La condessa, la condessa,
Língua de França, lei de lanceta

A mãe responde:

O que quereis, qual a condessa,
Que por ela perguntais?

Os cavalheiros:

Mandou dizer rei meu senhor,
Que das filhas que ela tem,
Lhe mandasse a mais moça,
Para eu casar com ela

A mãe:

Eu não dou as minhas filhas
No estado em que elas estão;
Nem por ouro, nem por prata,
Nem por sangue de Aragão

Os cavalheiros:

Tão alegres que viemos
E tão tristes que voltemos,
Que a filha de la condessa
Nós daqui não a levemos

A mãe:

Volta cá, bom cavalheiro
Para ser homem de bem
Escolhei neste convento
Aquela que vos convém

Os cavalheiros:

Esta quero, esta não quero
Esta come o pão da ceia
Esta carne do espeto
Esta o vinho da galheta

A mãe:

Vós levais a minha filha
Veijai o trato que lhe dão
O pão que o rei comer
O vinho que o rei beber
Ela também beberá

O cavalheiro leva então a menina escolhida, que senta a uma certa distância, e canta novamente com ele:

Assentai-vos aí menina
A coser e a bordar;
Que do Céu te há de vir
Uma agulha e um dedal

Quando eu for ao Maranhão
Hei de trazer-te um bom cordão
Se não for de ouro fino
Há de ser de um bom latão

Para trazer as outras meninas, o cavalheiro repete todos os versos e a que faz de mãe repete igualmente os seus. A última criança, que está no colo, é arrancada à força dos braços da mãe (Informante: Emília Melo. Natal, RN, 14 de abril de 1947).

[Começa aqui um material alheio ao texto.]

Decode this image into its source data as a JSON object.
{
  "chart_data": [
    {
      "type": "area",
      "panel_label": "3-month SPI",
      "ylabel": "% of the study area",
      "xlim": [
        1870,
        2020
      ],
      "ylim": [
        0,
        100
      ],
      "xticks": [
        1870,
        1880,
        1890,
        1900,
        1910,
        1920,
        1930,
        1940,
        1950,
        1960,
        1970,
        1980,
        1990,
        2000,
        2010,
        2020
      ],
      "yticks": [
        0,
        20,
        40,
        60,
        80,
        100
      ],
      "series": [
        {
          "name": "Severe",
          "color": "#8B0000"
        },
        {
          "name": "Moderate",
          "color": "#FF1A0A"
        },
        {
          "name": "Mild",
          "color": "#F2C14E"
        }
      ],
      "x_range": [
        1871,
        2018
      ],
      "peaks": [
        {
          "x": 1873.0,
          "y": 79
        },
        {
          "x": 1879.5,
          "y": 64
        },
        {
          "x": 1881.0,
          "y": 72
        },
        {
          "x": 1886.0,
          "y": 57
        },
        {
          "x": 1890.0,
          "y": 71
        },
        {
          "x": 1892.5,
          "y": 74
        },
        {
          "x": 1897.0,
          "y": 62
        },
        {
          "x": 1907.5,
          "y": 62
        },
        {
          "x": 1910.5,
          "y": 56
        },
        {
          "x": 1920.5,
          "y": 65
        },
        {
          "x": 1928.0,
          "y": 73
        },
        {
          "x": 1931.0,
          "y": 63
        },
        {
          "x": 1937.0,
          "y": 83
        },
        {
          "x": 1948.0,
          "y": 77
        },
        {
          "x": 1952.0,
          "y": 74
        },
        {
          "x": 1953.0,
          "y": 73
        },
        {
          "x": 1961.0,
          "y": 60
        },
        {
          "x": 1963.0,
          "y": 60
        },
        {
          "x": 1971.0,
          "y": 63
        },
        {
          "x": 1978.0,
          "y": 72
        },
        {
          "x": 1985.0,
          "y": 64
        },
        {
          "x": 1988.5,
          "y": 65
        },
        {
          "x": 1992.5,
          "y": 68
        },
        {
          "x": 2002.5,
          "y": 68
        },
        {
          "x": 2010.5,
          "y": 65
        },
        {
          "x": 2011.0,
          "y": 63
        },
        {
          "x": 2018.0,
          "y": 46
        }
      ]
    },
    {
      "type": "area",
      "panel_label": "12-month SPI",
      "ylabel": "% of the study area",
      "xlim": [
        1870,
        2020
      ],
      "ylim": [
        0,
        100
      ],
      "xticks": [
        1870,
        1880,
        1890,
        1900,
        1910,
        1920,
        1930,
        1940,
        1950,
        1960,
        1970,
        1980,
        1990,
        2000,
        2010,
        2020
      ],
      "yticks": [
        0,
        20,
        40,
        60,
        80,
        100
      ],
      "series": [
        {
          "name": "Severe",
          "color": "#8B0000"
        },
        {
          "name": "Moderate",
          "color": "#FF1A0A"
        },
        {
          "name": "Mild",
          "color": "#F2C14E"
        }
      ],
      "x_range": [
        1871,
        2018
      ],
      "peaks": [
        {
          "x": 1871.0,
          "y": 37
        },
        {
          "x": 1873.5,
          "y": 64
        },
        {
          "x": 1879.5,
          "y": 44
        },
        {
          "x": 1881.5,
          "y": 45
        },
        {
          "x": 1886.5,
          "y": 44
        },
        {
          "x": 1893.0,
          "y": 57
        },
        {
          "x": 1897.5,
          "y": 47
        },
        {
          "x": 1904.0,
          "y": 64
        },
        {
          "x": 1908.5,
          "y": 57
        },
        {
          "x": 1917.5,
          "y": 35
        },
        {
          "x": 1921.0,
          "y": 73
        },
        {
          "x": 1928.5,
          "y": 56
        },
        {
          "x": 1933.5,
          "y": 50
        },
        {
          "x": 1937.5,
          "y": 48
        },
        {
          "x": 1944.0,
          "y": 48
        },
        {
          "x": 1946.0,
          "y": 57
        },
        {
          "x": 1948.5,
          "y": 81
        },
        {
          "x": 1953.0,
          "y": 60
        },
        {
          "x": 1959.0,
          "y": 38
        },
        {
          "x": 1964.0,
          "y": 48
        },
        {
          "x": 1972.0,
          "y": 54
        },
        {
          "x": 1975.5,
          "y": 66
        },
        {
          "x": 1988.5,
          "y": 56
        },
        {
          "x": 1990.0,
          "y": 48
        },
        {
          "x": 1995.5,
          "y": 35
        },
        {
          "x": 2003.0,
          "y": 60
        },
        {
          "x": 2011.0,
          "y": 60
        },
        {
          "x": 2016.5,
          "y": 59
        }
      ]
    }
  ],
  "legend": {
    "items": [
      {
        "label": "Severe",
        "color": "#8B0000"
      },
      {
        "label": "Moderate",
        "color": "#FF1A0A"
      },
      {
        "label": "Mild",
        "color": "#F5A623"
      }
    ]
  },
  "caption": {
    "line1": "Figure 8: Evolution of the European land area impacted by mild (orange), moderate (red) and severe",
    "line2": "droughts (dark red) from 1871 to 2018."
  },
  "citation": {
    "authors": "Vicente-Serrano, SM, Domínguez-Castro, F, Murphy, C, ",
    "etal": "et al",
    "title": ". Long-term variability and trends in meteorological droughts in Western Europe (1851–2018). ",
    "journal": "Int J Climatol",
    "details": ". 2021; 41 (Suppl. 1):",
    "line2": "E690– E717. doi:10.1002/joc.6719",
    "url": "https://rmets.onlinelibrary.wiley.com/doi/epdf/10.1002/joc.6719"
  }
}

Fonte: Extraída de uma série de cantigas infantis, registradas por Veríssimo de Melo em Rondas infantis brasileiras (São Paulo, Departamento de Cultura, 1953) - Jangada Brasil - Realejo.

João da Rocha foi à pesca

João da Rocha foi à pesca (cantiga infantil) - LP Brincando de Roda - Vol .2 - 1981

As meninas ficam aos pares, de mãos dadas, e cada uma vai fazendo voltas, por cima da cabeça com os braços, sem se soltar. E cantam todas:

João da Rocha foi à pesca,
Convidou papai André;
Quando o Rocha de mergulho,
Pai André de jereré.

Fizeram boas pescadas,
Pescaram boas tainhas;
Quando vieram com fome
Foram logo à cozinha.

Depois da muqueca feita.
Pai André foi dos primeiros;
Por ser o mais guloso,
Engoliu o peixe inteiro.

Ficaram envergonhados
Na presença dos camaradas.
De ver papai André,
Com uma tainha engasgado

Informante: Dona Bibi. Natal, RN, 27 de abril de 1947.

Fonte: Extraída de uma série de cantigas infantis, registradas por Veríssimo de Melo em Rondas infantis brasileiras (São Paulo, Departamento de Cultura, 1953) - Jangada Brasil - Realejo.